In the field of computational linguistics, however, there is a deficit of resources which are licensed and available as open source. This largely stems from the need to financially recoup expenses for development, on licenses mandated by research groups or military funders, and on a lack of awareness of how open source code works by developers. Another consideration is that an open source label does not ensure that the code is worth using, maintained, relevant, or in scope for a given domain.
% General comment: it is of course personal preference, but I don't much like the use of future tense in describing the content of sections of a document that exists. I'd suggest rewording, for example:%- "Below, I go into further depth..."%- "Section 4 defines what open source is and talks about issues..."%etc.%%Same comment applies in later chapters, I am certain.
Below, I go into further depth about the state of low resource languages (LRL) and computational resources in Section~\ref{sec:endlang}, and what different languages need in order to have digital presence in Section~\ref{sec:resources}. In Section~\ref{sec:open-source}, I define what open source is, and talk about issues relevant to open source code for LRLs. I then in Section~\ref{sec:lrl-code} talk about the state of the open source ecosystem for LRLs online, in particular focusing on a database of open source code that I have built with the help of researchers around the world.
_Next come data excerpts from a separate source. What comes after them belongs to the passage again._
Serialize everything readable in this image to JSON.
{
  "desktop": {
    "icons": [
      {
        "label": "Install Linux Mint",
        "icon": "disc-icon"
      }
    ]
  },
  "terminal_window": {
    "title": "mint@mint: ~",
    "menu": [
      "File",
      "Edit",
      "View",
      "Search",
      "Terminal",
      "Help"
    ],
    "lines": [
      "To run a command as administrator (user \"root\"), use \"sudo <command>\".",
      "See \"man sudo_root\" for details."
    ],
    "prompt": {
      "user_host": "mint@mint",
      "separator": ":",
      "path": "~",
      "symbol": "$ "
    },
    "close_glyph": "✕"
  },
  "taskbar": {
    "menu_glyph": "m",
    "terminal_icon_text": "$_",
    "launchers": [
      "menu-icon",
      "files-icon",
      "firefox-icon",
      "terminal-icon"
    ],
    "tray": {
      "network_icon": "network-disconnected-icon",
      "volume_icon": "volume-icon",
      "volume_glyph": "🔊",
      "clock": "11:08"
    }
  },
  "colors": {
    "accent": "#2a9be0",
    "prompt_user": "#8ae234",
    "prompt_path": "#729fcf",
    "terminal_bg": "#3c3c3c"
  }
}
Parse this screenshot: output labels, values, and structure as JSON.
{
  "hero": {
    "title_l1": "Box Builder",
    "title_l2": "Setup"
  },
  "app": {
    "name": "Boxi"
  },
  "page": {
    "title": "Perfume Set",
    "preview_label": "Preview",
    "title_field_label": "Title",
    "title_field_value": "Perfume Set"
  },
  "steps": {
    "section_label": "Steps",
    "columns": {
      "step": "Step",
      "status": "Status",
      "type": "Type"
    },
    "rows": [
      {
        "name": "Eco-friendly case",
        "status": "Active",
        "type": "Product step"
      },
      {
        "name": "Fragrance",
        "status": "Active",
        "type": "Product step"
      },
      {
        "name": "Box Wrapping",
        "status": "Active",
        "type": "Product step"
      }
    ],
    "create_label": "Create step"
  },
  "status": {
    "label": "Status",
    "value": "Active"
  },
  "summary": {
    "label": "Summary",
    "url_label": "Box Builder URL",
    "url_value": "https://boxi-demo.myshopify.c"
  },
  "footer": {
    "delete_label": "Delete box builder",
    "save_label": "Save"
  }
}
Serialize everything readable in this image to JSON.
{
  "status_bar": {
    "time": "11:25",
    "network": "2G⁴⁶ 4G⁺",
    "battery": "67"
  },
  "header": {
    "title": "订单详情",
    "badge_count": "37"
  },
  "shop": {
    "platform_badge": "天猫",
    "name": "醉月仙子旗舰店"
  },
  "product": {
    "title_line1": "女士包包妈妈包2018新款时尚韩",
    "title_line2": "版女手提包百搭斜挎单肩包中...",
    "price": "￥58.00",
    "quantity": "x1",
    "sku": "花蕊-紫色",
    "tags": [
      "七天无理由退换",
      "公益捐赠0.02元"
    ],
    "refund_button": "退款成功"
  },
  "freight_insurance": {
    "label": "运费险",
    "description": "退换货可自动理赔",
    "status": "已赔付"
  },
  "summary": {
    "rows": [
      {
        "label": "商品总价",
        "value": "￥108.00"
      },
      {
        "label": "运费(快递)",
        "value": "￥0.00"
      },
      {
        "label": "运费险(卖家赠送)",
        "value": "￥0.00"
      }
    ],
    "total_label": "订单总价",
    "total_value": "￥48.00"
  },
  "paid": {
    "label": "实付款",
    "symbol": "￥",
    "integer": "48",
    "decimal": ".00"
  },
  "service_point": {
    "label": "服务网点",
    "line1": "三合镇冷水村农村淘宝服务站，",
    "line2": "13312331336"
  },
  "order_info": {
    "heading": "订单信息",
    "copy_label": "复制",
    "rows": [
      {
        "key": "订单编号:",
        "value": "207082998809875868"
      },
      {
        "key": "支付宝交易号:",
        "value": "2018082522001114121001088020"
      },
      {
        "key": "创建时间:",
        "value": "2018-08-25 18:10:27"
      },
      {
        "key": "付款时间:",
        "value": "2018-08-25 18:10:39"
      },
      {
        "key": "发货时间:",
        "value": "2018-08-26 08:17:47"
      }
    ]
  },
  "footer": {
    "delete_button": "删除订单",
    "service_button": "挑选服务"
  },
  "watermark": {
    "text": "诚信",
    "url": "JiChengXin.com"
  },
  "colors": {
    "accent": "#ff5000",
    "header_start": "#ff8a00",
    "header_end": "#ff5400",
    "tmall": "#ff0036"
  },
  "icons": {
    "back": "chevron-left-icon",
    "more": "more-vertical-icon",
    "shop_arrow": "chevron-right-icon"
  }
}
I touch on some specific examples of languages which could benefit from open source code in Section~\ref{sec:case-studies}, focusing on Gaelic, a language with tens of thousands of speakers but few online resources, and Naskapi, a language with only a thousand speakers. The Naskapi case study is informed by original research, as I engaged in field research at the town where most Naskapi live and talked to linguists working on literacy efforts for this language. In Section~\ref{sec:methods}, I discuss how open source can help low resource languages, and in Section~\ref{sec:discussion} I expound further at a high level on what open source enables for linguists and language communities. Finally, in Section~\ref{sec:future-work} and Section~\ref{sec:conclusion} I discuss future work, and offer some concluding remarks.
%% TODO Talk to profs about the lack of ethics clearance for these conversations (mostly casual)
% Listing accomplishments of this thesis
This thesis is, to my knowledge, the only paper that looks specifically at what open source resources there are for low resource languages. I provide a quantitative assessment of the state of the field, and suggest a new type of crowd-sourced, curated, and decentralised database for language resource aggregation. I also discuss three in-depth case studies; one of what a specific problem in computational linguistics looks like when viewed from an open source perspective (the example problem involves using geographical information systems with language co\"{o}rdinates), and two case studies of the state of open source resources for entire languages: Gaelic and Naskapi. The Naskapi chapter also serves as a follow-up to \citepos{jancewicz2002applied} paper, looking at how the Naskapi community has changed technologically in the past fifteen years. Finally, I suggest a novel way of storing language resources in an open source fashion using the decentralised web.